Protesters cited this controversial adoption as a reason for the law to be revoked. They alleged that it was a sign of Bukele’s control over all government branches. Other protesters pointed to the age-old argument that Bitcoin, and cryptocurrencies in general, could be used for money laundering and scams.
“It is a law that generates legal insecurity and that could be used to defraud users and also facilitate money and asset laundering,” said activist Idalia Zuñiga.
Another protester cited Bitcoin’s volatility as a major concern. Referring to the popular cryptocurrency’s nosedive of about 50 per cent from an all-time high of over $65,000, she said,
For those earning a minimum wage, in one moment you may have $300 in Bitcoin and the next day those $300 can turn into $50.

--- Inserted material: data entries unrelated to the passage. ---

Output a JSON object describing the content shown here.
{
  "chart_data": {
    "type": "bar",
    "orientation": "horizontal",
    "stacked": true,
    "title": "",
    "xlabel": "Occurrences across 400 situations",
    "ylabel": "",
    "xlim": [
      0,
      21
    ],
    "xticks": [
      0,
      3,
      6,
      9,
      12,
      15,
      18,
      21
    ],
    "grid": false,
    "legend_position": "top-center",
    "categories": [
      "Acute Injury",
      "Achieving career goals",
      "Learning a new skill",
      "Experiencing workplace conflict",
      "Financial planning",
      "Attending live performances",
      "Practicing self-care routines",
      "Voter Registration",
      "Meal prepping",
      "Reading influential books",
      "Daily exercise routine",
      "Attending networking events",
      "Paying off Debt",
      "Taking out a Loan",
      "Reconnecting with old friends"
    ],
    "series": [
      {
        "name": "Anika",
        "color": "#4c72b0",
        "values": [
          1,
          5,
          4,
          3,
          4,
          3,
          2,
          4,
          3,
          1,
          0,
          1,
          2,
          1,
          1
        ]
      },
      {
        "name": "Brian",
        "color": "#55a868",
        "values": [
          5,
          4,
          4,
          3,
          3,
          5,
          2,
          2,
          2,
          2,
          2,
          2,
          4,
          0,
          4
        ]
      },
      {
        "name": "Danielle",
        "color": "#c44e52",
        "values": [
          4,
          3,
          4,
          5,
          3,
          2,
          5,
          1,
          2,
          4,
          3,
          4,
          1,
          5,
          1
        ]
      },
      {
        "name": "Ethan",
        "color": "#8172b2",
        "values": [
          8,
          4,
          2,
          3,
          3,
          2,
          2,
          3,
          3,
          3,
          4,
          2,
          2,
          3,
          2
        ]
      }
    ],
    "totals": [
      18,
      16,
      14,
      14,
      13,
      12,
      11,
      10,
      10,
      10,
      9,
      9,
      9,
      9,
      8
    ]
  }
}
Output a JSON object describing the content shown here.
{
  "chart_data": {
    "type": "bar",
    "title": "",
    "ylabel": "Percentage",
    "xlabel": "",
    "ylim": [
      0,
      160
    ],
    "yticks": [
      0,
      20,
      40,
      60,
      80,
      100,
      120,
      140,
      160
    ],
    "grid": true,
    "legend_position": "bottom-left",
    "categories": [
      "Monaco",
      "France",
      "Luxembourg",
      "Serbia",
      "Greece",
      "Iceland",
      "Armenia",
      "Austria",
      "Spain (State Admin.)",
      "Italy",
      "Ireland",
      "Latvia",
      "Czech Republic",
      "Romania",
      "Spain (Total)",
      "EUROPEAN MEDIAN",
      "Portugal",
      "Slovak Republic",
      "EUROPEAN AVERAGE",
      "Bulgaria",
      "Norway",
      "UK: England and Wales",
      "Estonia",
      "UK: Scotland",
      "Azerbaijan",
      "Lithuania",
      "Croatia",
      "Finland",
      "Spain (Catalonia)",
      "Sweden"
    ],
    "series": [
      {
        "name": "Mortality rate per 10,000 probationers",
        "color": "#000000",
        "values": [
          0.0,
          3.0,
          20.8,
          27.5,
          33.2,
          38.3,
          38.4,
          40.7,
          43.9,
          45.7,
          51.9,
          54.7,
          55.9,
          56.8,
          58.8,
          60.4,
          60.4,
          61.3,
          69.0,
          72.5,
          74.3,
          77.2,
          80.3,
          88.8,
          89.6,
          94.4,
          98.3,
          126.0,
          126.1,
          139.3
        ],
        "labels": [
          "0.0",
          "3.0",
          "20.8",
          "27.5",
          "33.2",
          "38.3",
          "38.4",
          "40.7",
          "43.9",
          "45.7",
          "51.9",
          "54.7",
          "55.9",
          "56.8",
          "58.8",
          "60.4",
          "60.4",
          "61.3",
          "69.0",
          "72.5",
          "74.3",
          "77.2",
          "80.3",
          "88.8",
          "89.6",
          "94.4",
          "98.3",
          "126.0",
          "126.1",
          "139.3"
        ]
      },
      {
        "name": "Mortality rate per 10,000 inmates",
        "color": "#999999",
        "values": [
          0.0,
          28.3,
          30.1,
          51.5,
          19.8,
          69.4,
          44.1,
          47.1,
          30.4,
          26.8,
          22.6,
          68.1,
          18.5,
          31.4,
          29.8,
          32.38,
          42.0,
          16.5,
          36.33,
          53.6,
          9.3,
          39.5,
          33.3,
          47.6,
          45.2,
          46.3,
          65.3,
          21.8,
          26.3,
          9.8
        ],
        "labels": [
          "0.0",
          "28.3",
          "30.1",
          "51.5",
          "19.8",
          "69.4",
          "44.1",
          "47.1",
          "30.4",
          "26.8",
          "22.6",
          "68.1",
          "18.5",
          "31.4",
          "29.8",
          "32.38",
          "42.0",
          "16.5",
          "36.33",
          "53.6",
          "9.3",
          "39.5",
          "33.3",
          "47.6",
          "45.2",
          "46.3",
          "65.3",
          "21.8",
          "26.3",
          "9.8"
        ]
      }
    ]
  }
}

These concerns are reflective of the results of a Disruptiva poll conducted on 1,233 Salvadorans. 54 per cent of respondents thought the law was “not at all correct” while 24 per cent responded that it was “only a little correct”. 65 per cent responded that they would not be willing to accept payment in Bitcoin. At the end of the survey, it was determined that only 20 per cent of respondents agreed with the law and a glaring 46 per cent revealed that they knew “nothing” about Bitcoin.
Concerns about the motivations and possible implications of the law led an opposition leader and a group of private citizens to sue the Salvadoran government. They alleged that the law was unconstitutional and lacked ‘legality and foundation’ and did not take into consideration the possible implications the law could have on the nation.
The International Monetary Fund (IMF) and a JPMorgan team have also expressed concern.
IMF spokesperson Gerry Rice in June commented,
Adoption of Bitcoin as legal tender raises a number of macroeconomic, financial and legal issues that require very careful analysis so we are following developments closely and will continue our consultation with authorities. Crypto assets can pose significant risks and effective regulatory measures are very important when dealing with them.